Troskalknetje op een denneboomstam.
De vruchtlichamen vormen talrijke druivensapachtige ophopingen, die dichtbevolkte groepen vormen. De capsules zijn bolvormig, meestal ovaal maar ook een of peervormig. Ze hebben een blauwe tot blauwgrijze kleur. In zeldzame gevallen zijn ze in Kalkarmut diep donkerblauw gekleurd. Soms is het oppervlak metallisch iriserend. De vruchtlichamen bereiken een diameter van 0,4 tot 1,5 millimeter en een lengte van één tot twee millimeter. Ze zijn op dunne draadachtige tot lintachtige stelen, waar ze meestal hangen. In zeldzame gevallen blijven de fructifications ongemoeid.
De schaal (Peridie) bestaat uit een dunne huid. Het oppervlak kan door kalk worden gerimpeld. De peridia scheurt onregelmatig in het bovenste gedeelte, maar is vaak bijna volledig bewaard gebleven. Nadat de sporen zijn verdwenen, zien ze er helderwit uit. In het voorbijgaande licht kunnen meanderende lijnen worden gezien, die een onvolledig netwerk kunnen vormen.
De stengels zijn strogeel tot bruin gekleurd en vrij fragiel. Ze zijn 0,5 tot 3 millimeter dik en 5 millimeter lang, zelden langer. Ze worden vaak gebundeld en doen denken aan droog gras. De stelen hebben dwarsverbindingen en verdelen vezelig. Aan de tips zitten soms ook verschillende vruchtlichamen. Het gemeenschappelijke vliezige oppervlak ( Hypothallus ) is okerkleurig tot bruin en gaat over in de stengels. Vaak is ze nauwelijks merkbaar. De sporen lijken zwart in de massa. Het plasmodium is geel tot oranjegeel.

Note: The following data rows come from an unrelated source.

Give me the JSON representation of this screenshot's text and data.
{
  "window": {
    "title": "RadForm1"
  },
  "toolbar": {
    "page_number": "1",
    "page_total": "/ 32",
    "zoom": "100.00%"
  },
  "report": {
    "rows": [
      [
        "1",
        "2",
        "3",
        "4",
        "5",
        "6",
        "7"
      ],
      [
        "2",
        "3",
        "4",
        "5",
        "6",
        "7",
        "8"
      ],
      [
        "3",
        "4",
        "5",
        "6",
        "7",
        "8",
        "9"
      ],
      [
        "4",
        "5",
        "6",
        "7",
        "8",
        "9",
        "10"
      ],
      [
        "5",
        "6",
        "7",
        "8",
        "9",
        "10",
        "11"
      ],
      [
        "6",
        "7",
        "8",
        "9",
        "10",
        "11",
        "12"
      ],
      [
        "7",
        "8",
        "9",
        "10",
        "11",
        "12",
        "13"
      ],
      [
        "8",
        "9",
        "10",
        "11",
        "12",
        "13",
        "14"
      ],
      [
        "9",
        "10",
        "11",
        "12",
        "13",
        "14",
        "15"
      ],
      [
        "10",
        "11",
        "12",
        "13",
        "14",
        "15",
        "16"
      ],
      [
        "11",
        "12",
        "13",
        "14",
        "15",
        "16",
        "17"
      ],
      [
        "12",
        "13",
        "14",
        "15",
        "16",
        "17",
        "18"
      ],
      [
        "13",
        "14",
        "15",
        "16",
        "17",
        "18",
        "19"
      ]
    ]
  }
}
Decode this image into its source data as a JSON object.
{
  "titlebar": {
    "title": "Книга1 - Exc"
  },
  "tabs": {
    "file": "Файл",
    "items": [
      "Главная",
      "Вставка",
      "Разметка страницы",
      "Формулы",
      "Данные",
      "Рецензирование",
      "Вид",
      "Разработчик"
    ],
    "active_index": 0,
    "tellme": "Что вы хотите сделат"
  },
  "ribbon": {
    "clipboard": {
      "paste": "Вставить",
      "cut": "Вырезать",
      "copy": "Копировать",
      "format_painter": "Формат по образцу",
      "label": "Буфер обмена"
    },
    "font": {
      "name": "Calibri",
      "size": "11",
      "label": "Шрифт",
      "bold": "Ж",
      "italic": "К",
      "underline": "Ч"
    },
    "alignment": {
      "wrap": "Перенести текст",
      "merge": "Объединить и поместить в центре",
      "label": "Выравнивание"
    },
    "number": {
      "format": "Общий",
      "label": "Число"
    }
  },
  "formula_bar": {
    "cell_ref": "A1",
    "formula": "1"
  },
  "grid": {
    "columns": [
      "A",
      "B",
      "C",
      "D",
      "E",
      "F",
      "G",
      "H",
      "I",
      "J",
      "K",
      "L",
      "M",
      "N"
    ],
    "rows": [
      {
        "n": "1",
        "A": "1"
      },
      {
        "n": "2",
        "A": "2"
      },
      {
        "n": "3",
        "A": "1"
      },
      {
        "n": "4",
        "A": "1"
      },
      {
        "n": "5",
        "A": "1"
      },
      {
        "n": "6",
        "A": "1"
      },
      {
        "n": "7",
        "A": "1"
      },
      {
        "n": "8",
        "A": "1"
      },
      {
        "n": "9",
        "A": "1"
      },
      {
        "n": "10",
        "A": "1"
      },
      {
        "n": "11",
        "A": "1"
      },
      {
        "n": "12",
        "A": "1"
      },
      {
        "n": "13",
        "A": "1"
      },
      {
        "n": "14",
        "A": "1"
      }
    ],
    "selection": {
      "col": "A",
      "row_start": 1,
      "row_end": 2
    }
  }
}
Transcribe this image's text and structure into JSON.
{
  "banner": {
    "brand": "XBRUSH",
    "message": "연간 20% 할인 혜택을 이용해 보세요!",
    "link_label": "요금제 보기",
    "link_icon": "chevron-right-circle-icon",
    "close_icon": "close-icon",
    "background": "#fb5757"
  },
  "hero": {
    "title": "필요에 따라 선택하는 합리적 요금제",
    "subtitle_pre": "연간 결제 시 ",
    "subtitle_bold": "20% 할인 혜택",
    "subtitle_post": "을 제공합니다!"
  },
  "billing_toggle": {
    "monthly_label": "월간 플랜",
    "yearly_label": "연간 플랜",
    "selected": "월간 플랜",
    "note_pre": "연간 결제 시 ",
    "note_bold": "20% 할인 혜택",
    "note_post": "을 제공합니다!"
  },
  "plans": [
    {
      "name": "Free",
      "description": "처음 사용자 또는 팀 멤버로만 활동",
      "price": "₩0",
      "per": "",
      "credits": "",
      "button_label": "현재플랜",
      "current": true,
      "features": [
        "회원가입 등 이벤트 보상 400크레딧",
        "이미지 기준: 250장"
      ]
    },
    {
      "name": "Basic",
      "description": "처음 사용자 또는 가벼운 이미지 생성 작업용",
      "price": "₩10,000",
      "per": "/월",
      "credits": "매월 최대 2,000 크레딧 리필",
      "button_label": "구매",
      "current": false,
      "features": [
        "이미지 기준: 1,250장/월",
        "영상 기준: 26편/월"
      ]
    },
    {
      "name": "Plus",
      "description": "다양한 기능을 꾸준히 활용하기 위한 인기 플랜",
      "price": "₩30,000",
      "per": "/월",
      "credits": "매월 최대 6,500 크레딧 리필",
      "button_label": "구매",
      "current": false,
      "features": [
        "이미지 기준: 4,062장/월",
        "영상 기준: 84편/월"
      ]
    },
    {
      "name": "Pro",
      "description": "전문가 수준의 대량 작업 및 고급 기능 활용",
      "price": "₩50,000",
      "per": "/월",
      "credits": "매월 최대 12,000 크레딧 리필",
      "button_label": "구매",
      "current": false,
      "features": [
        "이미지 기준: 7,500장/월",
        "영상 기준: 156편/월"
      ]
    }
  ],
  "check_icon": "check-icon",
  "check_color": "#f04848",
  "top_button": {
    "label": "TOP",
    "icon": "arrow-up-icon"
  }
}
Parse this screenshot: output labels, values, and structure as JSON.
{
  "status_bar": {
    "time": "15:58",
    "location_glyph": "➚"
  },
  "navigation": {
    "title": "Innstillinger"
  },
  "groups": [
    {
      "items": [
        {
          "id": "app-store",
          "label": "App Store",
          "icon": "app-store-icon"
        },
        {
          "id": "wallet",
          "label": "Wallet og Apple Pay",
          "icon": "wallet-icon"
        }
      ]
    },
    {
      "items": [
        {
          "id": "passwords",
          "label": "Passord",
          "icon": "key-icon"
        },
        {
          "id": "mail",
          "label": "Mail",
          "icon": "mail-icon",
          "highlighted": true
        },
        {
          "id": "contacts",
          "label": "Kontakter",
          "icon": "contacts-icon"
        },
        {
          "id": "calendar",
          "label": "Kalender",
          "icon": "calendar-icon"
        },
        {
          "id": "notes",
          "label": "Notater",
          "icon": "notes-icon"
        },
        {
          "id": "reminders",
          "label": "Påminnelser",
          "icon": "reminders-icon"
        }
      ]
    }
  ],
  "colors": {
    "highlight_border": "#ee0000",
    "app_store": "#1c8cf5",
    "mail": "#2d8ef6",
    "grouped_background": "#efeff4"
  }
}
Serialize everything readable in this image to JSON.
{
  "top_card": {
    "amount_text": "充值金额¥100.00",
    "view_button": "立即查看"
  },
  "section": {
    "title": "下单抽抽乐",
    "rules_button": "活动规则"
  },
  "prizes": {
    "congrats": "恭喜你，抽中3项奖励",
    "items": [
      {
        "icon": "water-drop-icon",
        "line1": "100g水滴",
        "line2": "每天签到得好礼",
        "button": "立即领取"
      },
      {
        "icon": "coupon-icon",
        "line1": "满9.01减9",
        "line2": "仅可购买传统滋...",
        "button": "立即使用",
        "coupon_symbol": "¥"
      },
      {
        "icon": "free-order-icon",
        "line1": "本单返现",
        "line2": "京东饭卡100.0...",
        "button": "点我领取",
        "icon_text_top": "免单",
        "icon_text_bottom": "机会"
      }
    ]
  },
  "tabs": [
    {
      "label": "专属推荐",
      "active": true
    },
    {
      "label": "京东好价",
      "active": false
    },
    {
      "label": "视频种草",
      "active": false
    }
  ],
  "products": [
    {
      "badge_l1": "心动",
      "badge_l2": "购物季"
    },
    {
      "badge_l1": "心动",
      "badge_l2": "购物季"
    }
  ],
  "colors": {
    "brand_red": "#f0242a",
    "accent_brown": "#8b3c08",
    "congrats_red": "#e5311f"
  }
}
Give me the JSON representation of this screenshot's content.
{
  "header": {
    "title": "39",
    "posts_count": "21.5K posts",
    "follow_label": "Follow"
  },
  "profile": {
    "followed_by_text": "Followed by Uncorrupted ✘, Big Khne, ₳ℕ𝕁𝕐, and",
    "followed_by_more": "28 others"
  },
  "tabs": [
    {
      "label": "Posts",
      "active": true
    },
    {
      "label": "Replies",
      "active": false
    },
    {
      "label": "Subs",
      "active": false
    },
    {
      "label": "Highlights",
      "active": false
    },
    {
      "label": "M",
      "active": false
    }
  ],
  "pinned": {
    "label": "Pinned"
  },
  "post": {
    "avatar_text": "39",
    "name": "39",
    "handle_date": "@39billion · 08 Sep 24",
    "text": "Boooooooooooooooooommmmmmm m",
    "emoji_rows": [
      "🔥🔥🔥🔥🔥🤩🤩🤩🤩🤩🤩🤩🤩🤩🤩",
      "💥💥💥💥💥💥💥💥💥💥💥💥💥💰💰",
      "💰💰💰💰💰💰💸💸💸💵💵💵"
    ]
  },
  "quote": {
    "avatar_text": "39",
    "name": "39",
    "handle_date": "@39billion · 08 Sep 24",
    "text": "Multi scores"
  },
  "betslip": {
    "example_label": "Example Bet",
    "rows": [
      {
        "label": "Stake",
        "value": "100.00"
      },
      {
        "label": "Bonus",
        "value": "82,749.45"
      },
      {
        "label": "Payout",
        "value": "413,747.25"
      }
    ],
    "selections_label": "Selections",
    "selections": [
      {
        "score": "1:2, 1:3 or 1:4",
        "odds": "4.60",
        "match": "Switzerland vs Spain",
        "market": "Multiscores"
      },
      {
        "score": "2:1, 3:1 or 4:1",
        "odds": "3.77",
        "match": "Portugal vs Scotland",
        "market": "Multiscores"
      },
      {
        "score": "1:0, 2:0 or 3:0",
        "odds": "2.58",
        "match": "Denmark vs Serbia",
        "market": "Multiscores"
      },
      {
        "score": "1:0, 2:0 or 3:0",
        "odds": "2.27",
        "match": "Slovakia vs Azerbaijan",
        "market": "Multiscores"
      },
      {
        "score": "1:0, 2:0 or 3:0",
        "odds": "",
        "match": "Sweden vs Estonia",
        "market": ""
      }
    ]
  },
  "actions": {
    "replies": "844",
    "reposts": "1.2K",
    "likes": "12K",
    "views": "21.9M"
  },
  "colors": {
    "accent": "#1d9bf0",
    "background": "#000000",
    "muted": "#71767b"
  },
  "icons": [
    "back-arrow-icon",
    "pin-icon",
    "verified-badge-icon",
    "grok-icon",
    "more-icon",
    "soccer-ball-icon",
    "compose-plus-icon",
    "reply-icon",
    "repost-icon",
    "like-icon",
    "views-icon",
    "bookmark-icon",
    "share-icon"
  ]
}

Het capillitium vormt een grofmazig net, dat aan de peridia is bevestigd. Het bestaat uit platte, lintachtige buizen die zijn gevuld met farblodem-kalk. De strengen zijn 5 tot 30 micron dik. Bij de gewrichten zijn ze afgerond boogvormig of driehoekig verwijd. De sporen zijn vrij of hangen samen in kleine, gemakkelijk te scheiden knobbeltjes. Ze zijn rond van vorm, maar kunnen ook enigszins onregelmatig zijn. Ze meten 9 tot 15 micron in diameter. Op het oppervlak zijn gelijkmatig verdeelde donkerbruine wratten. Deze worden tot een micrometer hoog.
De vruchtlichamen worden gevormd tussen september en april, behalve tijdens de vorst. Soms zijn ze al in de zomer te vinden. De slijmzwam koloniseert de schors of dood hout van loof- en naaldbomen. Vaak kan het ook op de Striegeligen laag mushroom ( hirsutum Stereum ) worden aangetroffen; soms de Gelbstieligen Muschelseitling ( Sarcomyxa serotina ), of grote poriën Datronie ( Datronia mollis ). Socialisatie waren met Badhamia foliicola , Physarum nutans en Trichia contorta (var. Contorta ) waargenomen.